Market Close: Jan 30 Up
Jan 30th, 2015 by loren
Oil prices soared Friday, achieving their biggest daily percentage gain in two and a half years, yet still wrapped up January with a big loss. Analysts said factors behind oil’s jump on Friday included news of a huge drop in U.S. rig counts as producers respond to oversupply, as well as short covering on the last day of the month.
Light, sweet crude for March delivery on the New York Mercantile Exchange, also known as West Texas Intermediate, settled up by $3.71, or 8.3%, at $48.24 a barrel. It was the largest one-day percentage advance since June 2012, coming just one day after the contract traded below the $44-a-barrel level for the first time in nearly six years. For the week, the U.S. oil benchmark gained 5.8%, leaving it down 9.4% for the month after it earlier showed a double-digit percentage decline for January. WTI has dropped for seven months in a row, and it remains off 55% from its June peak.

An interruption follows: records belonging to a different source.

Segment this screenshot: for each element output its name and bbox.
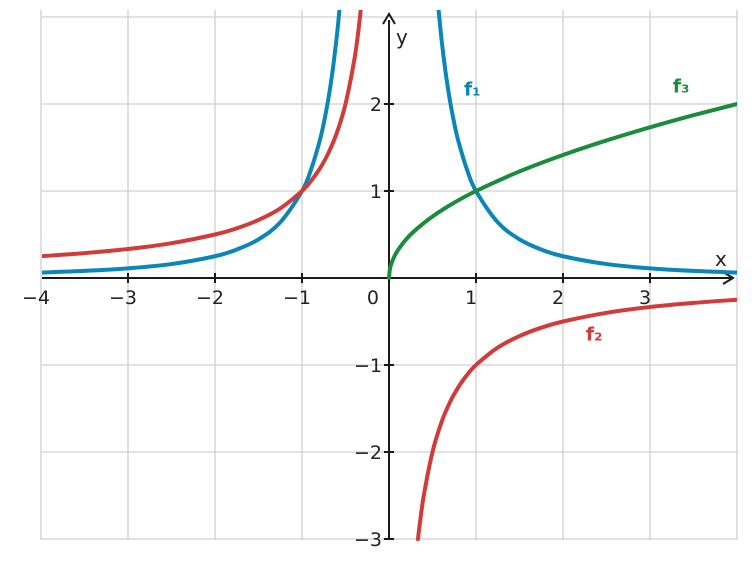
labels: x y f₁ f₂ f₃ bbox=[396, 25, 727, 346]
y-tick-label: −3 bbox=[354, 529, 382, 551]
x-tick-label: −3 bbox=[109, 287, 137, 309]
x-tick-label: 3 bbox=[639, 287, 651, 309]
series-line-f2 bbox=[415, 297, 737, 542]
x-tick-label: 2 bbox=[552, 287, 564, 309]
series-label-f1: f₁ bbox=[464, 78, 481, 100]
series-line-f2 bbox=[42, 10, 363, 259]
ticks: −4 −3 −2 −1 0 1 2 3 2 1 −1 −2 −3 bbox=[22, 94, 651, 551]
curves bbox=[42, 10, 737, 542]
x-tick-label: −1 bbox=[283, 287, 311, 309]
x-tick-label: 0 bbox=[367, 287, 379, 309]
x-tick-label: 1 bbox=[465, 287, 477, 309]
series-line-f1 bbox=[436, 10, 737, 275]
x-tick-label: −2 bbox=[196, 287, 224, 309]
series-label-f2: f₂ bbox=[586, 324, 603, 346]
series-line-f1 bbox=[42, 10, 342, 275]
series-label-f3: f₃ bbox=[673, 76, 690, 98]
x-axis-label: x bbox=[715, 247, 727, 271]
y-tick-label: −1 bbox=[354, 355, 382, 377]
y-tick-label: 2 bbox=[370, 94, 382, 116]
y-axis-arrow-icon bbox=[382, 12, 396, 25]
y-axis-label: y bbox=[396, 25, 408, 49]
y-tick-label: −2 bbox=[354, 442, 382, 464]
x-tick-label: −4 bbox=[22, 287, 50, 309]
y-tick-label: 1 bbox=[370, 181, 382, 203]
series-line-f3 bbox=[387, 102, 737, 280]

The number of U.S. oil-drilling rigs dropped by 94 in the past week, representing the largest one-week decrease since at least 1987, according to data out Friday from oilfield-services firm Baker Hughes. The rig-count news, short covering and technical factors helped drive oil higher Friday, said Phil Flynn, senior market analyst at the Price Futures Group. He said his firm had been keep an eye on the $44-a-barrel level for WTI, and that area — “a big support line” ended up holding this week. “That was probably a final sign to shorts that they better take their money,” Flynn told Market Watch.
In other energy markets, ICE Brent crude, the global oil benchmark, also surged Friday, with the March contract settling up by $3.86, or 7.9%, at $52.99 a barrel. Brent gained 8.6% for the week, but dropped 7.6% for the month.